ECUSAs increased standing and respect Communion-wide provides a platform for this renewed mission. The political momentum swings from the orthodox primates and the Network to the Episcopal Church and the ACC.
A division arises within the body of orthodox primates. Some of the more moderate, institutional-minded primates want to lay down arms and make peace with ECUSA and proceed as a unified communion. They encourage the cessation of all border crossings. This call is echoed or echoes similar calls from across the Communion, perhaps even from Canterbury. The more zealous primates, citing the challenge of a powerful and politically revitalized ECUSA, refuse. There is semi-private division and acrimony between various orthodox primates
The Network publicly welcomes and celebrates ECUSAs compliance but is internally divided. Some Network bishops want to end all hostilities and return to a pre-GC2006 state of relations with their fellow bishops. Others, given the superficiality of ECUSAs compliance, think this course naïve and argue that it could prove disastrous in the long run not just for the Episcopal Church but for the Communion as a whole. They argue that the original mission, to reform Anglicanism in North America, remains unaccomplished and vow not to rest until it is. The Network is divided along similar lines as the orthodox primates.
Network parishes in ECUSA remain in ECUSA. Network parishes outside ECUSA are in limbo. The long expected parallel or replacement province seems unlikely. Some affiliate with the AMiA or the other Common Cause partners, others remain in the Network awaiting future developments. They become a source of consternation between bishops and primates.
But despite renewed political vitality, all is not well in ECUSA. The LGBT radicals feel betrayed. Those who recognize that Windsor compliance has opened an opportunity to sway the entire Communion find it politically expedient to swallow their disappointment and continue in ECUSA. Others cannot. Integrity also suffers division. Some of the most dedicated turn to the Metropolitan Church and the UCC.

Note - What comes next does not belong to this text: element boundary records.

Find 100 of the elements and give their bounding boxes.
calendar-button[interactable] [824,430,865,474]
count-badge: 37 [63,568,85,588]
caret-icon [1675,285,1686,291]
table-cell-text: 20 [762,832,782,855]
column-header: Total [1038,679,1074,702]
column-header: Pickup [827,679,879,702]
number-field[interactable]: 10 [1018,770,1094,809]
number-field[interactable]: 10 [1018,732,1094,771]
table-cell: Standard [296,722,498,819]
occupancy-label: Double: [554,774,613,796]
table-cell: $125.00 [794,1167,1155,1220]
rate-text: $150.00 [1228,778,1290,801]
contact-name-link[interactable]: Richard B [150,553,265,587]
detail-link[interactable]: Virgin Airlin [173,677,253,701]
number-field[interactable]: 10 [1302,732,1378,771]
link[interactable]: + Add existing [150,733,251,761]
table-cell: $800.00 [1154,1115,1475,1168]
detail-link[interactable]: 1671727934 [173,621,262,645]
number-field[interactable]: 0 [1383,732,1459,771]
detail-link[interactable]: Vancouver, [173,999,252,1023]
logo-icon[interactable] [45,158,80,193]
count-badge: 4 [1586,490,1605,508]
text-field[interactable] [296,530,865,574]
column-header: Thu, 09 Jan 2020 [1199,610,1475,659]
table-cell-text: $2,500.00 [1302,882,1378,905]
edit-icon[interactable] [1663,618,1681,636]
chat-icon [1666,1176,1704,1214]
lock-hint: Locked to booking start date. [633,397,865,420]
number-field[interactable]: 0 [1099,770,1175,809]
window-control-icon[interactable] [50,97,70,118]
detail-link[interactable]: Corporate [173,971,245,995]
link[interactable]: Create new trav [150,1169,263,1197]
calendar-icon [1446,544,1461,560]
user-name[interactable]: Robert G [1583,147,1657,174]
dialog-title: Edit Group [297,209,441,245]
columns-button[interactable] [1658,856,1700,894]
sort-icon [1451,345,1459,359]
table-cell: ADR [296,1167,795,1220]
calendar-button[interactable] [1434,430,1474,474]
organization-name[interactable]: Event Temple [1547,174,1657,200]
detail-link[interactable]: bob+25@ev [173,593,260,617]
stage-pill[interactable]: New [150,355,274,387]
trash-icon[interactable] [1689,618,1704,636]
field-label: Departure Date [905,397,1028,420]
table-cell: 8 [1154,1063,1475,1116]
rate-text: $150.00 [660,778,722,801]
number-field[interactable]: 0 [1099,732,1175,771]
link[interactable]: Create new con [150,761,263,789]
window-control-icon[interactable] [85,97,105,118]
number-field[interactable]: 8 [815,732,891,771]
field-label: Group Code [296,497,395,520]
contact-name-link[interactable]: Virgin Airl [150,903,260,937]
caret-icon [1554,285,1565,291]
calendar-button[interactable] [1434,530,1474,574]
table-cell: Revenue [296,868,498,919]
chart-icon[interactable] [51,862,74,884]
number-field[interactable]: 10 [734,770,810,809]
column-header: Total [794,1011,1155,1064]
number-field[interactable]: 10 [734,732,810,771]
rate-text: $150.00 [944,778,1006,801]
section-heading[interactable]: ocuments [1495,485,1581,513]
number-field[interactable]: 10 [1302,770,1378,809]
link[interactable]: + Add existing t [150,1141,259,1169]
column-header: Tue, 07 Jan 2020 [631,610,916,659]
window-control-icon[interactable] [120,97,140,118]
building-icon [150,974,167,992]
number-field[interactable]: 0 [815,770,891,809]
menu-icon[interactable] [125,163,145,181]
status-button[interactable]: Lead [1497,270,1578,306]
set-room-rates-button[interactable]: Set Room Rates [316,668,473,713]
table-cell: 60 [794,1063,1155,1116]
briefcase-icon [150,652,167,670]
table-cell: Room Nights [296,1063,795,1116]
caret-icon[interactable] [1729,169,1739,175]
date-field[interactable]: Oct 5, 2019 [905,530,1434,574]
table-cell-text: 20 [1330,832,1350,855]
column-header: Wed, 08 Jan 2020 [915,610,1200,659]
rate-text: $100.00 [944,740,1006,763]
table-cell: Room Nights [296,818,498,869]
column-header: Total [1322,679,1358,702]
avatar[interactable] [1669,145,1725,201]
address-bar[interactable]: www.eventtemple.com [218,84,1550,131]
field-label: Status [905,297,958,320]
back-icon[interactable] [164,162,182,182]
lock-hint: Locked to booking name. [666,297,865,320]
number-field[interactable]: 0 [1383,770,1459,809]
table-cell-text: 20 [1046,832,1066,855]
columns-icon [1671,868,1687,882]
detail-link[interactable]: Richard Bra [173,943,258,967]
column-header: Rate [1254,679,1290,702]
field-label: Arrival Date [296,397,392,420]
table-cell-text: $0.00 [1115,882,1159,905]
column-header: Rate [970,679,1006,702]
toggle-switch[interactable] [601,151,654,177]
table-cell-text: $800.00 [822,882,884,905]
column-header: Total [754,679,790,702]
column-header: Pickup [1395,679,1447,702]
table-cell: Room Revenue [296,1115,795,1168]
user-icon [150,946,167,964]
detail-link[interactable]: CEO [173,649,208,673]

All eyes turn to Lambeth 2008 and to the ongoing development of the Communion Covenant. These are the new battlefields for the heart of Anglicanism. With the orthodox divided, there is some fear that these battles will end with less than satisfactory agreements.
Of all the scenarios this fifth scenario seems ironically to be the most dangerous for orthodoxy. The desire to lay down arms will be strong and the arguments against such a passive stance will appear divisive and needlessly strident.
In all fairness, the Episcopal Church will have complied fully with the letter of Windsor. Any move to separate would, in my opinion be unjustified. Going back to an analogy Ive used before. Say your friend steals your wallet. You give him 24 hours to return it before calling the police. He returns it, reluctantly, after a full 23:59 hours. Even though you know hes still a committed thief you cannot, with integrity, call the police. You keep your word. Youve just got to be vigilant.
If this 5th scenario comes to pass, ECUSA will have returned the wallet. Nevertheless, we must not lay down our arms. We must remain vigilant. A compliant ECUSA will remain committed to false doctrine. For that reason, the ECUSAn divisions between revisionist and orthodox bishops and parishes that exist must continue until the LGBT agenda and the entire program of revisionism has been defeated.
At the same time, there will need to be an operational pause. My 5th scenario advice: if you are in ECUSA, stay in. If you are out of ECUSA, stay out. The reformation of North American Anglicanism will proceed, but there will need to be space and time to discern the new lines of advance.